Поскольку твоё письмо, датированное 1/7 шло сюда 18 дён, пиши-ка, джан, мне на Питер. 31-го июля мы будем там, а в первых числах августа сиганём в Курортный район Ленинграда, Комарово, Дом творчества писателей… Там за столиком под сенью канадских елей мы ещё раз проштудируем все твои рассказы, а затем — вечером — подвергнем тебя публичному позорищу в гостиной перед всеми писателями и критиками, какие случатся в наличии в Доме творчества… Ага, спужался?

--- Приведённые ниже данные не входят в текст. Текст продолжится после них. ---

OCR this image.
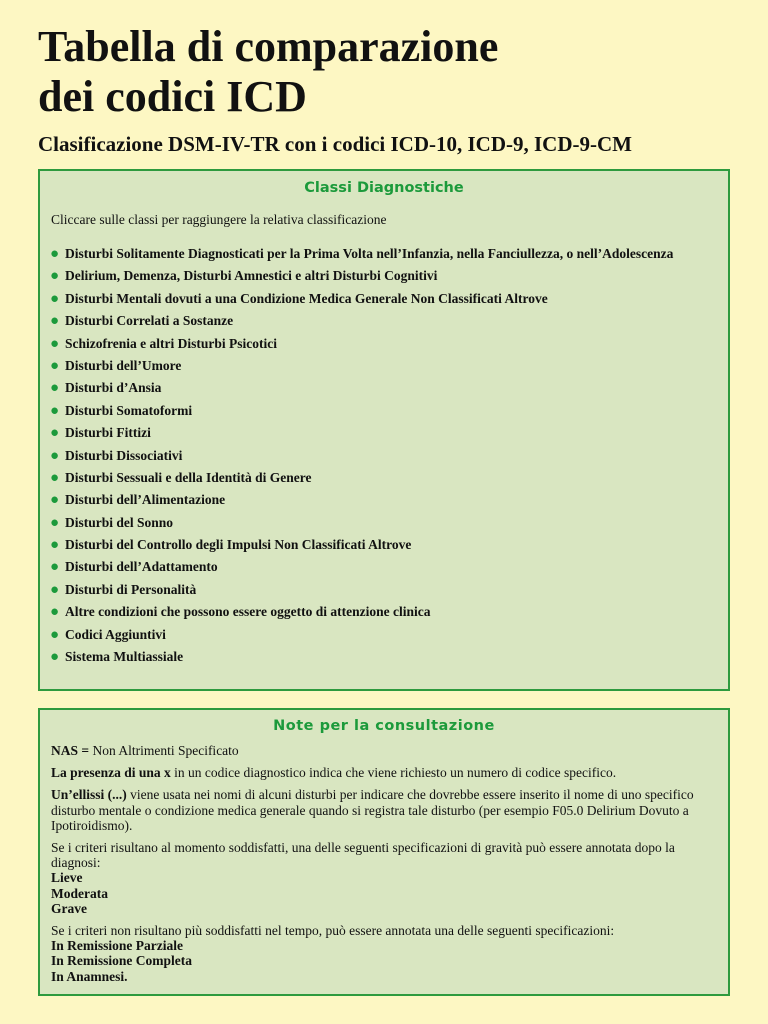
Tabella di comparazione
dei codici ICD
Clasificazione DSM-IV-TR con i codici ICD-10, ICD-9, ICD-9-CM
Classi Diagnostiche
Cliccare sulle classi per raggiungere la relativa classificazione
● Disturbi Solitamente Diagnosticati per la Prima Volta nell’Infanzia, nella Fanciullezza, o nell’Adolescenza
● Delirium, Demenza, Disturbi Amnestici e altri Disturbi Cognitivi
● Disturbi Mentali dovuti a una Condizione Medica Generale Non Classificati Altrove
● Disturbi Correlati a Sostanze
● Schizofrenia e altri Disturbi Psicotici
● Disturbi dell’Umore
● Disturbi d’Ansia
● Disturbi Somatoformi
● Disturbi Fittizi
● Disturbi Dissociativi
● Disturbi Sessuali e della Identità di Genere
● Disturbi dell’Alimentazione
● Disturbi del Sonno
● Disturbi del Controllo degli Impulsi Non Classificati Altrove
● Disturbi dell’Adattamento
● Disturbi di Personalità
● Altre condizioni che possono essere oggetto di attenzione clinica
● Codici Aggiuntivi
● Sistema Multiassiale
Note per la consultazione

NAS = Non Altrimenti Specificato

La presenza di una x in un codice diagnostico indica che viene richiesto un numero di codice specifico.

Un’ellissi (...) viene usata nei nomi di alcuni disturbi per indicare che dovrebbe essere inserito il nome di uno specifico disturbo mentale o condizione medica generale quando si registra tale disturbo (per esempio F05.0 Delirium Dovuto a Ipotiroidismo).

Se i criteri risultano al momento soddisfatti, una delle seguenti specificazioni di gravità può essere annotata dopo la diagnosi:
Lieve
Moderata
Grave

Se i criteri non risultano più soddisfatti nel tempo, può essere annotata una delle seguenti specificazioni:
In Remissione Parziale
In Remissione Completa
In Anamnesi.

А хочешь, сделаем так: я устрою «Вечер новелл Н. Сладкова», буду читать твои рассказы, а ты будешь присутствовать хотя зримо, но инкогнито, и своими ушами услышишь, что будут говорить о тебе «прожжённые литературные собаки не нашего птичьего, а человечьего уклона»? Можно и так, — чтобы у тебя никаких сомнений в сделанном тобой и в оценке этого «спецами» — и в искренней оценке, поскольку им тут незачем будет врать, — никаких сомнений не оставалось.

Своё мнение о твоих вещах и твоих возможностях могу тебе сказать заранее. Вот оно — на обороте [страницы — Ел. Б.].

Думаю, что тебе можно не поступать в академию: твоё писательское дарование настолько велико, своеобразно и ярко, что ты скоро станешь известен «широкой публике» и своему высшему военному начальству, где бы ты ни был и кем бы ты ни был — пусть хоть простым лейтенантом. А это значит: 1 — что материально ты будешь более чем обеспечен, и 2 — что ты, оставаясь номинально военным топографом, фактически будешь делать, что тебе надо, и ездить, куда тебе надо, для твоей писательской работы, ибо будешь полноправным членом Союза писателей, который обеспечивал необходимой свободой своих членов даже во время войны (военнослужащих). Конечно, всё это — только если научишься по-настоящему работать над своими вещами.

Вот для этого я тебя, старого бандита, и мурыжу столько лет: писателем, брат, стать — это тебе не жук на палочке, это даст тебе в жизни крылья. (Правда, заплатишь ты за них большими муками, неизвестными простым смертным. К этому будь готов. Но ты их уже сейчас испытываешь, знаком с ними.)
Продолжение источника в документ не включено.